Ich zischte ihn an, vergeudete meinen letzten Atemzug für einen saftigen, sehr ausführlichen Fluch, biss ihm alte und frisch gewachsenen Finger ab, während sein stinkender Atem mich bereits umhüllte. Verstreute Goldmünzen klirrten unter meinen Füßen.

Da blieb er stehen. "Oh," grunzte er, und "Aua!", torkelte einen Schritt zurück, die zerkauten Hände auf seinen prallen Bauch gepresst. Er hob den Kopf und glotzte mich vorwurfsvoll an, als wären ich oder mein Fluch schuld an seinem Bauchweh.
"Aua!" wiederholte er, beleidigt und anklagend, setzte sich auf den Hintern und... platzte.
Nun, genaugenommen platzte er nicht. Genaugenommen platzte etwas, oder jemand, einfach aus ihm heraus.
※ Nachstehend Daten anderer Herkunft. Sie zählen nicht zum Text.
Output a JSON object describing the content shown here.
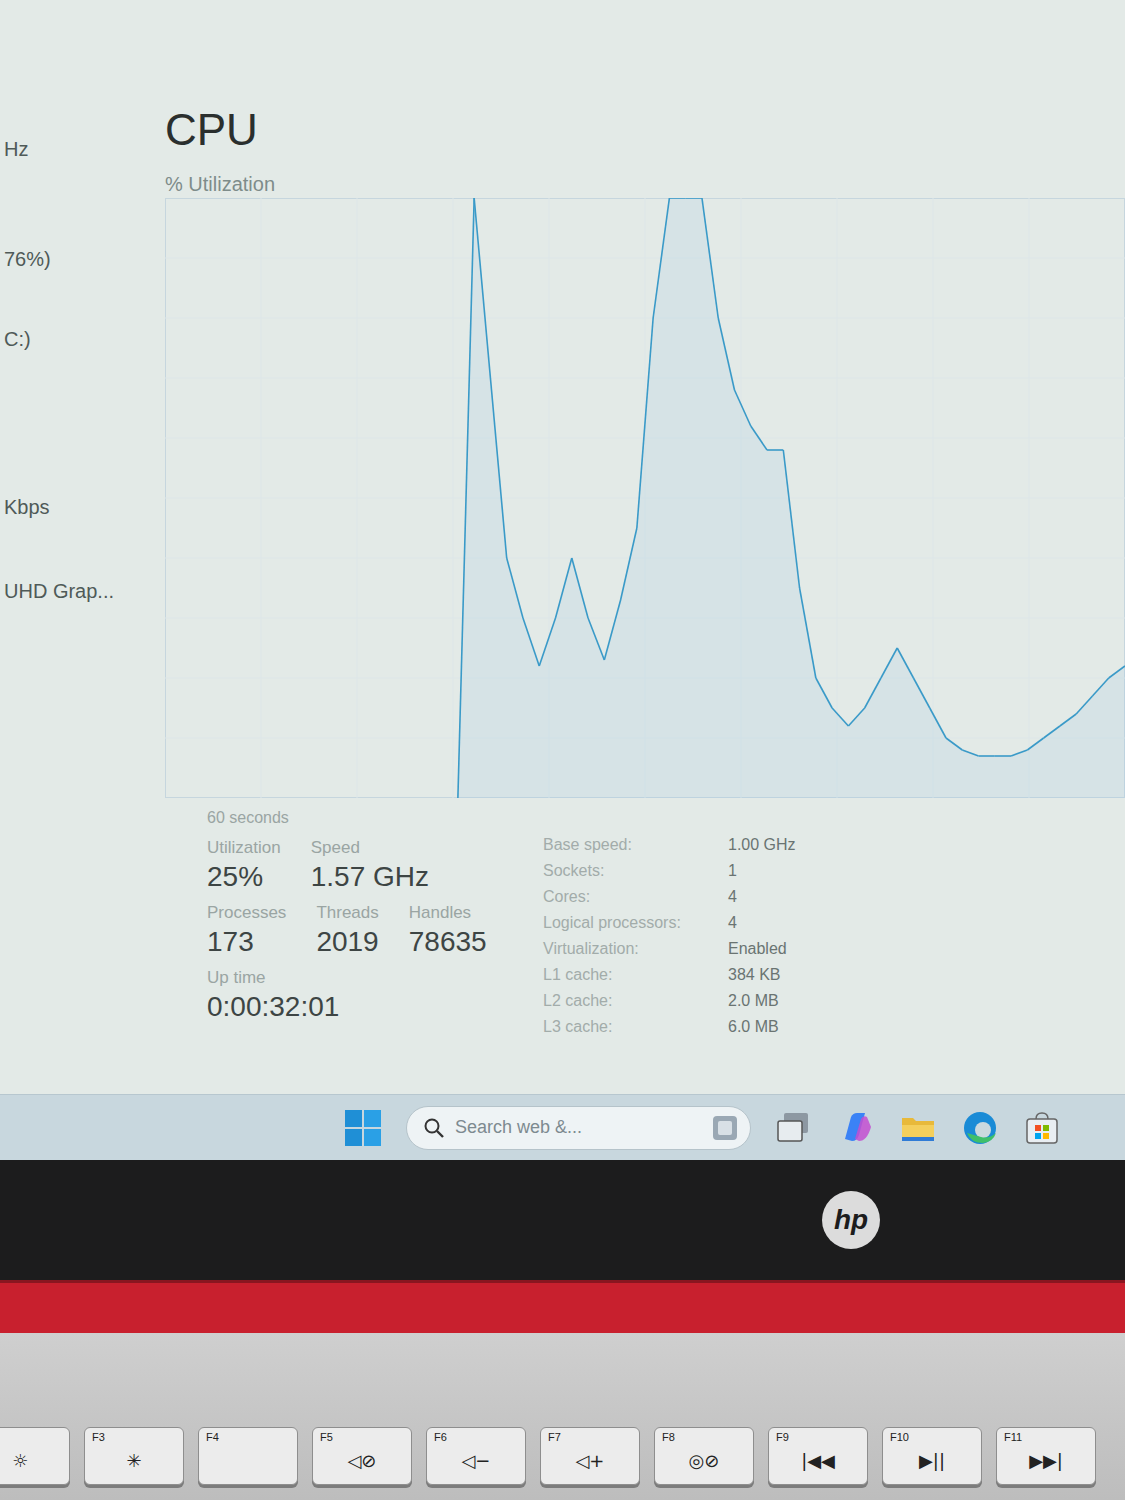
{
  "window": {
    "title": "CPU",
    "subtitle": "% Utilization"
  },
  "sidebar": {
    "items": [
      "Hz",
      "76%)",
      "C:)",
      "Kbps",
      "UHD Grap..."
    ]
  },
  "chart": {
    "x_label": "60 seconds",
    "slots": 60,
    "series": [
      {
        "name": "Utilization",
        "values": [
          0,
          100,
          70,
          40,
          30,
          22,
          30,
          40,
          30,
          23,
          33,
          45,
          80,
          100,
          100,
          100,
          80,
          68,
          62,
          58,
          58,
          35,
          20,
          15,
          12,
          15,
          20,
          25,
          20,
          15,
          10,
          8,
          7,
          7,
          7,
          8,
          10,
          12,
          14,
          17,
          20,
          22
        ]
      }
    ]
  },
  "stat_rows": [
    [
      {
        "label": "Utilization",
        "value": "25%"
      },
      {
        "label": "Speed",
        "value": "1.57 GHz"
      }
    ],
    [
      {
        "label": "Processes",
        "value": "173"
      },
      {
        "label": "Threads",
        "value": "2019"
      },
      {
        "label": "Handles",
        "value": "78635"
      }
    ],
    [
      {
        "label": "Up time",
        "value": "0:00:32:01"
      }
    ]
  ],
  "details": [
    {
      "label": "Base speed:",
      "value": "1.00 GHz"
    },
    {
      "label": "Sockets:",
      "value": "1"
    },
    {
      "label": "Cores:",
      "value": "4"
    },
    {
      "label": "Logical processors:",
      "value": "4"
    },
    {
      "label": "Virtualization:",
      "value": "Enabled"
    },
    {
      "label": "L1 cache:",
      "value": "384 KB"
    },
    {
      "label": "L2 cache:",
      "value": "2.0 MB"
    },
    {
      "label": "L3 cache:",
      "value": "6.0 MB"
    }
  ],
  "taskbar": {
    "search_placeholder": "Search web &..."
  },
  "laptop": {
    "logo": "hp"
  },
  "keys": [
    {
      "fn": "",
      "glyph": "☼"
    },
    {
      "fn": "F3",
      "glyph": "✳"
    },
    {
      "fn": "F4",
      "glyph": ""
    },
    {
      "fn": "F5",
      "glyph": "◁⊘"
    },
    {
      "fn": "F6",
      "glyph": "◁−"
    },
    {
      "fn": "F7",
      "glyph": "◁+"
    },
    {
      "fn": "F8",
      "glyph": "◎⊘"
    },
    {
      "fn": "F9",
      "glyph": "|◀◀"
    },
    {
      "fn": "F10",
      "glyph": "▶||"
    },
    {
      "fn": "F11",
      "glyph": "▶▶|"
    }
  ]
}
Eine gedrungene Gestalt, sicher viereinhalb Fuß groß, die Axt umklammert, frisch gestärkt von Zwergenbier, mit einem zerbrochenen Speerschaft anstelle des linken Beins.
Ihre Haare und Rüstung rauchten, stinkend verschmort von Magensaft, verklebt von Sumpftrollblut. Sie wirkte sehr, sehr entschlossen.

"Ich sagte... Finger... weg... von meinem... Gold!"

Und so begab es sich, dass ich Dasorja Zornesfaust traf, die legendäre Zwergenkriegerin, die heute jeder Reisende von Zachazzas bis Thalheim unter dem Namen "Einbein-Sorja" kennt und fürchtet.
Sicher, es dauerte eine Weile, bis sie mir nicht mehr ans Leben wollte, und noch länger, bis sie einsah, dass auch andere Dinge als der "übliche Warenverkehr" gute Profite bringen. Irgendwann wurden wir beide (und sogar Gnurr, muss ich hinzufügen - Sumpftrolle wie er sind wirklich sehr, sehr schwer umzubringen) Kampfgefährten, sogar Freunde. Diebesgesindel, auf das man sich sogar verlassen kann.
Sie ist eine gute Strategin, stark und unerbittlich im Kampf. Sie führt noch immer ihre Axt, trägt das Holzbein aus Eschenholz... und eins ist sicher:

Niemals, oh niemals würden wir es wagen, sie um ihren Anteil am Gold zu betrügen. Das Klimpern der Münzen hört sie wirklich meilenweit.